Le 15 octobre 1987, le capitaine Sankara, alors chef de l’Etat, était tué par ses frères d’armes devant la villa du Conseil de l’entente, siège du Conseil national de la révolution (CNR).
Circulez, il n’y a rien à voir
Trente ans après, son meurtrier n’était toujours pas identifié. Le régime burkinabé a en effet toujours refusé d’ouvrir une enquête sur les conditions tragiques de l’assassinat d’une des grandes figures révolutionnaires des Indépendances africaines.
La donne a radicalement changé depuis le renversement du président Blaise Caparoé et l’arrivée au pouvoir d’un gouvernement de transition. Son corps a été exhumé par la justice militaire burkinabè qui a ouvert une enquête à la demande des autorités de transition. Le jour de sa mort, Thomas Sankara portait un survêtement rouge avec des rayures noires. Telles sont les découvertes faites par l’équipe chargée de procéder à l’exhumation du corps de l’ancien président.« Les opérations sont aussi minutieuses qu’une fouille archéologique, explique Me Bénéwendé Sankara, avocat de la famille de l’ex-chef de l’Etat. Son corps avait été posé à même le sol dans la tombe. Il n’y a plus que des morceaux de tissus et des ossements ».

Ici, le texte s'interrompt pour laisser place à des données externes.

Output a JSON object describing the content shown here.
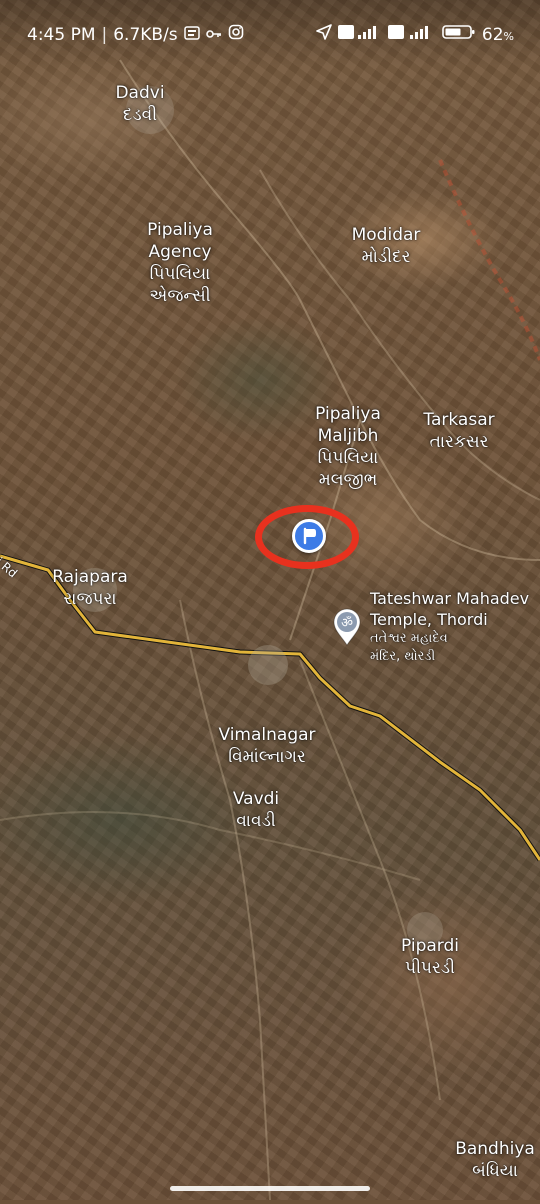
{
  "status_bar": {
    "time": "4:45 PM",
    "speed": "6.7KB/s",
    "battery": "62"
  },
  "map": {
    "road_label": "aji Rd",
    "places": [
      {
        "id": "dadvi",
        "name": "Dadvi",
        "local": "દડવી"
      },
      {
        "id": "pipaliya-agency",
        "name": "Pipaliya\nAgency",
        "local": "પિપલિયા\nએજન્સી"
      },
      {
        "id": "modidar",
        "name": "Modidar",
        "local": "મોડીદર"
      },
      {
        "id": "pipaliya-maljibh",
        "name": "Pipaliya\nMaljibh",
        "local": "પિપલિયા\nમલજીભ"
      },
      {
        "id": "tarkasar",
        "name": "Tarkasar",
        "local": "તારકસર"
      },
      {
        "id": "rajapara",
        "name": "Rajapara",
        "local": "રાજપરા"
      },
      {
        "id": "vimalnagar",
        "name": "Vimalnagar",
        "local": "વિમાંલ્નાગર"
      },
      {
        "id": "vavdi",
        "name": "Vavdi",
        "local": "વાવડી"
      },
      {
        "id": "pipardi",
        "name": "Pipardi",
        "local": "પીપરડી"
      },
      {
        "id": "bandhiya",
        "name": "Bandhiya",
        "local": "બંધિયા"
      }
    ],
    "poi": {
      "name": "Tateshwar Mahadev\nTemple, Thordi",
      "local": "તતેશ્વર મહાદેવ\nમંદિર, થોરડી",
      "icon": "om-temple-icon"
    },
    "dropped_pin": {
      "icon": "flag-pin-icon",
      "color": "#3d7be6"
    },
    "highlight": {
      "color": "#e8311e"
    }
  }
}
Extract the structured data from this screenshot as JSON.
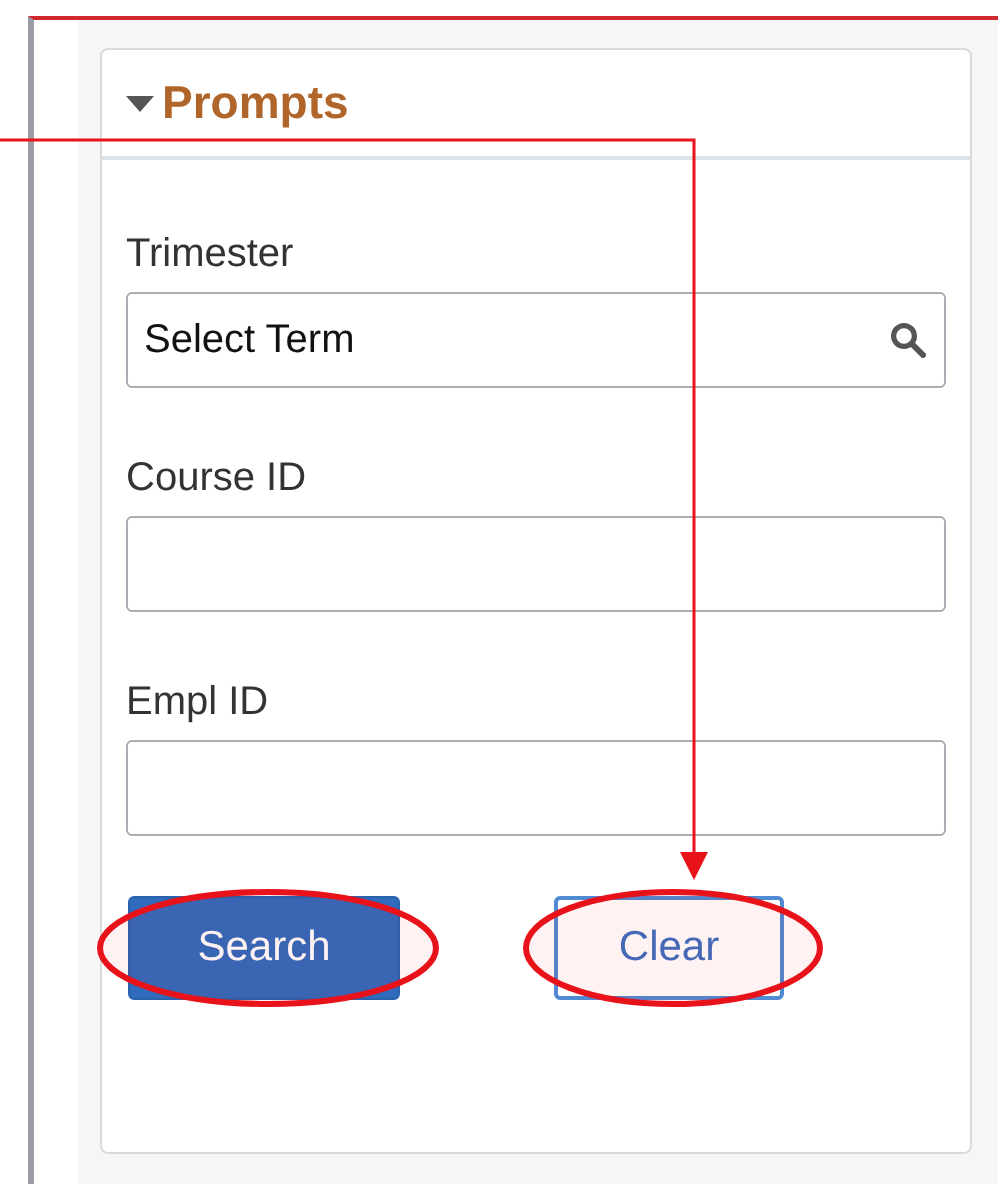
{
  "callout_arrow": true,
  "panel": {
    "title": "Prompts",
    "expanded": true,
    "fields": [
      {
        "label": "Trimester",
        "value": "Select Term",
        "kind": "lookup"
      },
      {
        "label": "Course ID",
        "kind": "text"
      },
      {
        "label": "Empl ID",
        "kind": "text"
      }
    ],
    "buttons": [
      {
        "label": "Search",
        "kind": "primary",
        "circled": true
      },
      {
        "label": "Clear",
        "kind": "secondary",
        "circled": true
      }
    ]
  }
}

Depuis, un juge d’instruction, François Yaméogo, a été chargé de l’enquête sur les conditions de cet assassinat. La magistrat a lancé une commission rogatoire en France pour demander la levée des documents classés secret défense par les services français et qui concernent cet événement dramatique. La France en effet a traditionnelement maintenu une présence militaire forte au Burkina, y compris par la présence d’une antenne de la DGSE (services extérieurs français). De forts soupçons existent sur sa participation directe ou indirecte dans cet assassinat d’un Président qui affichait son indépendance face à la Françafrique.
Lettre de Pouria Amirshahi à Hollande
Après une nouvelle rencontre avec les avocats et la famille de Thomas Sankara à Ouagadougou, le député des français de l’étranger Afrique de l’Ouest-Maghreb, Pouria Amirshahi, a transmis, dimanche 19 mars, une demande officielle au président de la République François Hollande de levée des archives pour aider à « l’établissement de la vérité » sur l’assassinat de l’ancien chef d’Etat burkinabé. De tels documents bénéficient d’une absence totale de publicité s’ils concernent « les intérèts fondamentaux de l’Etat », touchant à la politique extérieure, la sûreté de l’Etat et la sécurité publique. » L’articulation entre la sûreté de l’Etat, le droit au respect de la vie privée et la possibilité pour la société de se saisir des enjeux historiques, écrit le député à François Hollande, est une question majeure dans un pays démocratique ». Et d’insister sur la nécessité de trouver « un équilibre » qui permette aux historiens de faire leur travail: « L’écriture de l’histoire ne doit pas être instrumentalisée par les enjeux politiciens »
Le président Hollande qui aura montré, durant son quinquennat, une indulgence coupable pour les chefs d’Etat du « pré carré français » – les Bongo, Sassou ou Issoufou – saura-t-il saisir l’opportunité de cette levée du secret défense pour se refaire une image plus favorable aux droits humains?